Endpoint Sprawl Raises Security Risks

The explosion of endpoint devices is making it even more challenging for IT departments and security teams to obtain both visibility and control over these devices. According to a new report from Ponemon Institute sponsored by endpoint management provider Adaptiva, the typical enterprise manages a whopping 135,000 endpoint devices.

Almost half (48%) of those enterprise devices are not detected by the IT department or the device’s software is outdated. Either way, the situation creates tremendous risk. The survey behind the report, Managing Risks and Costs at the Edge, is based on responses from 629 IT and IT security practitioners and found that lack of visibility to be the most significant barrier to effective endpoint security at 63% of organizations, more prominently than lack of in-house expertise (45%), attacks against older vulnerabilities (44%) and lack of team ability to secure devices at speed and scale (42%).

Respondents believed the most significant threats to their endpoints include ransomware (48%), zero-day attacks (45%), DDoS (45%), credential theft (39%) and distribution point sprawl (34%).

Successful attacks are coming through enterprise email (41%), APIs (36%), software update/patching (35%) and via website (21%). It’s the lack of automation and reaching endpoints that are creating the most challenges with endpoint patching, the report found. Interestingly, only 36% of respondents said they are highly effective at performing endpoint maintenance without significant downtime and loss and only 35% are highly effective at maintaining endpoint regulatory compliance.

Most respondents believe that their risks are rising. In the past two years, 63% say it’s more important than ever to detect and prevent attacks that target their endpoints, and 49% said that the remote work trend is making such detection and prevention more difficult.

These increased risks aren’t due to a lack of effort on organizations’ parts, either. The average annual IT budget for organizations represented in the survey is $184.4 million; respondents claimed that 25% of the IT budget is allocated to IT security and an average of 20% is allocated to endpoint management. Still, only 24% said the budget is more than adequate.

Endpoint protection is costly, with an annual average cost of $4.2 million, which breaks down to $31.50 per endpoint spent on endpoint management.
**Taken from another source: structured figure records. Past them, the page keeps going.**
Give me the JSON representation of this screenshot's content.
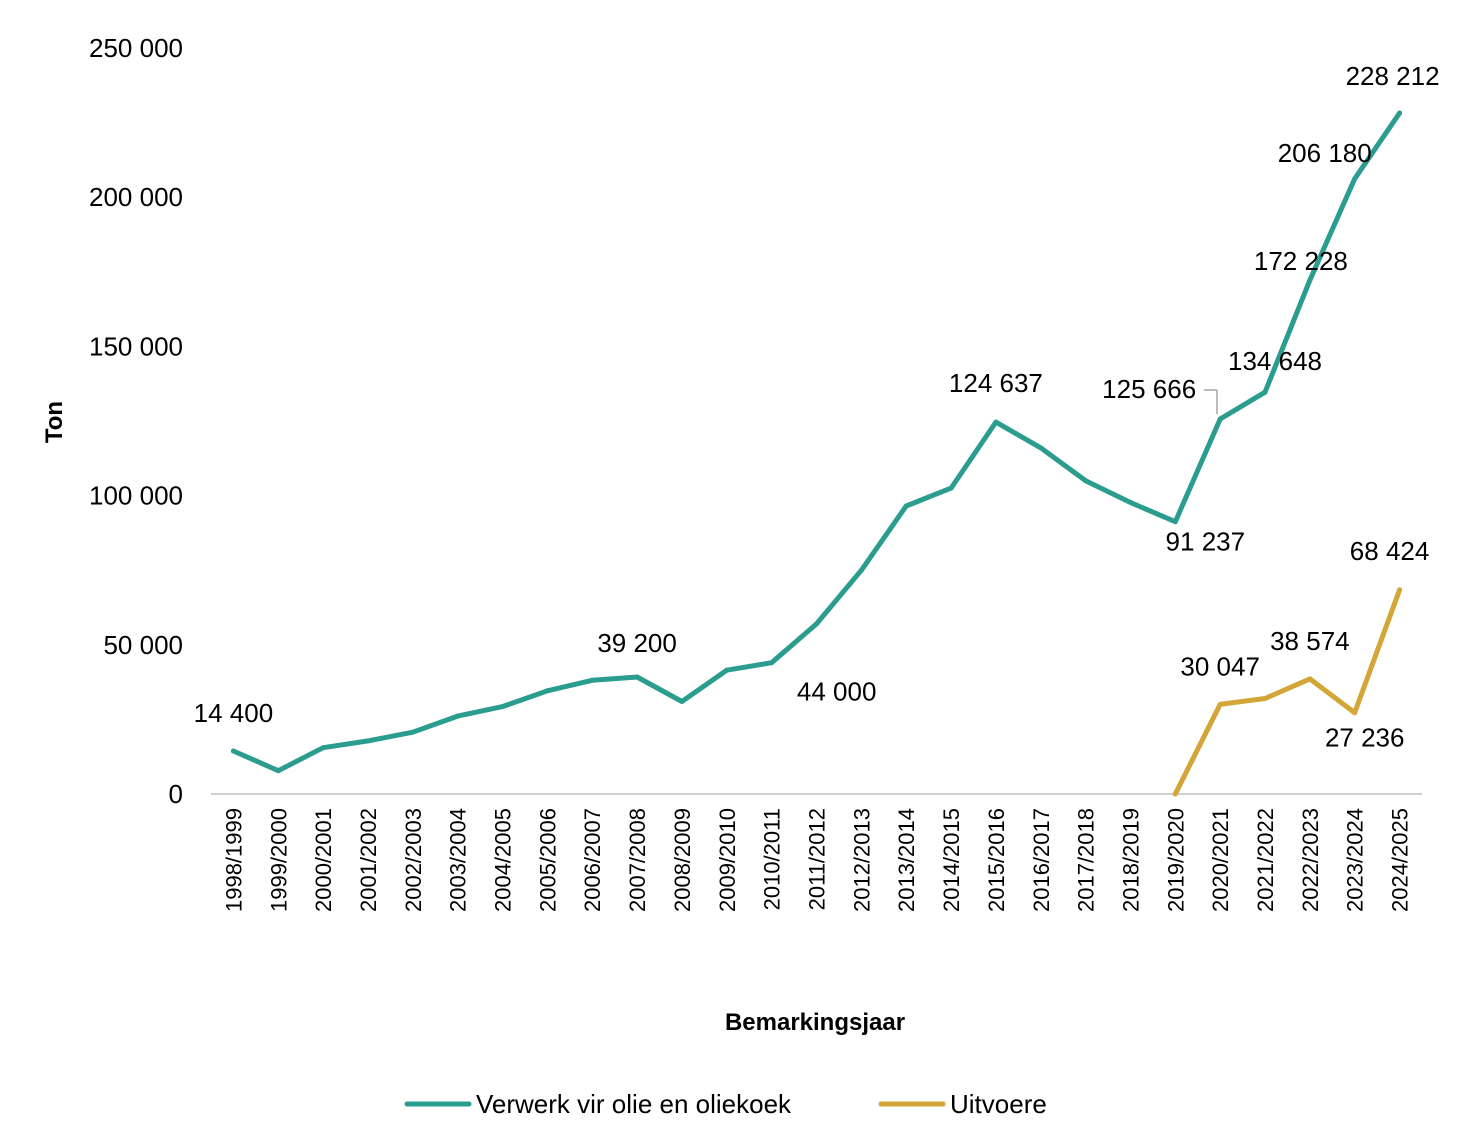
{
  "chart_data": {
    "type": "line",
    "title": "",
    "xlabel": "Bemarkingsjaar",
    "ylabel": "Ton",
    "ylim": [
      0,
      250000
    ],
    "yticks": [
      0,
      50000,
      100000,
      150000,
      200000,
      250000
    ],
    "ytick_labels": [
      "0",
      "50 000",
      "100 000",
      "150 000",
      "200 000",
      "250 000"
    ],
    "grid": false,
    "legend_position": "bottom",
    "categories": [
      "1998/1999",
      "1999/2000",
      "2000/2001",
      "2001/2002",
      "2002/2003",
      "2003/2004",
      "2004/2005",
      "2005/2006",
      "2006/2007",
      "2007/2008",
      "2008/2009",
      "2009/2010",
      "2010/2011",
      "2011/2012",
      "2012/2013",
      "2013/2014",
      "2014/2015",
      "2015/2016",
      "2016/2017",
      "2017/2018",
      "2018/2019",
      "2019/2020",
      "2020/2021",
      "2021/2022",
      "2022/2023",
      "2023/2024",
      "2024/2025"
    ],
    "series": [
      {
        "name": "Verwerk vir olie en oliekoek",
        "color": "#2a9d8f",
        "values": [
          14400,
          7800,
          15500,
          17800,
          20700,
          26100,
          29300,
          34600,
          38100,
          39200,
          31000,
          41500,
          44000,
          57000,
          75000,
          96500,
          102500,
          124637,
          116000,
          105000,
          97700,
          91237,
          125666,
          134648,
          172228,
          206180,
          228212
        ],
        "labels": [
          {
            "index": 0,
            "text": "14 400"
          },
          {
            "index": 9,
            "text": "39 200"
          },
          {
            "index": 12,
            "text": "44 000"
          },
          {
            "index": 17,
            "text": "124 637"
          },
          {
            "index": 21,
            "text": "91 237"
          },
          {
            "index": 22,
            "text": "125 666"
          },
          {
            "index": 23,
            "text": "134 648"
          },
          {
            "index": 24,
            "text": "172 228"
          },
          {
            "index": 25,
            "text": "206 180"
          },
          {
            "index": 26,
            "text": "228 212"
          }
        ]
      },
      {
        "name": "Uitvoere",
        "color": "#d4a537",
        "values": [
          null,
          null,
          null,
          null,
          null,
          null,
          null,
          null,
          null,
          null,
          null,
          null,
          null,
          null,
          null,
          null,
          null,
          null,
          null,
          null,
          null,
          0,
          30047,
          32000,
          38574,
          27236,
          68424
        ],
        "labels": [
          {
            "index": 22,
            "text": "30 047"
          },
          {
            "index": 24,
            "text": "38 574"
          },
          {
            "index": 25,
            "text": "27 236"
          },
          {
            "index": 26,
            "text": "68 424"
          }
        ]
      }
    ]
  }
}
An average of $507,250 is spent annually on the IT and IT security help desk and 30% of that budget, on average, is spent annually on endpoint issues.

That budget is broken down as follows, according to the survey: Responding to breaches or failures (25%), delivering security updates (25%), distributing software to clients (19%), compliance (19%), and managing content distribution points (12%).

In the past twelve months, 54% of respondents said their organizations suffered five successful attacks on their organizations’ endpoints. The average cost of those attacks reached $1.8 million annually, or $360,000 per attack. Respondents believe that implementing automation could cut those costs by an average of 25% annually.

To address these threats, organizations need more and better visibility, a more efficient patch management process and a stronger awareness of the potential impacts of endpoint-related threats.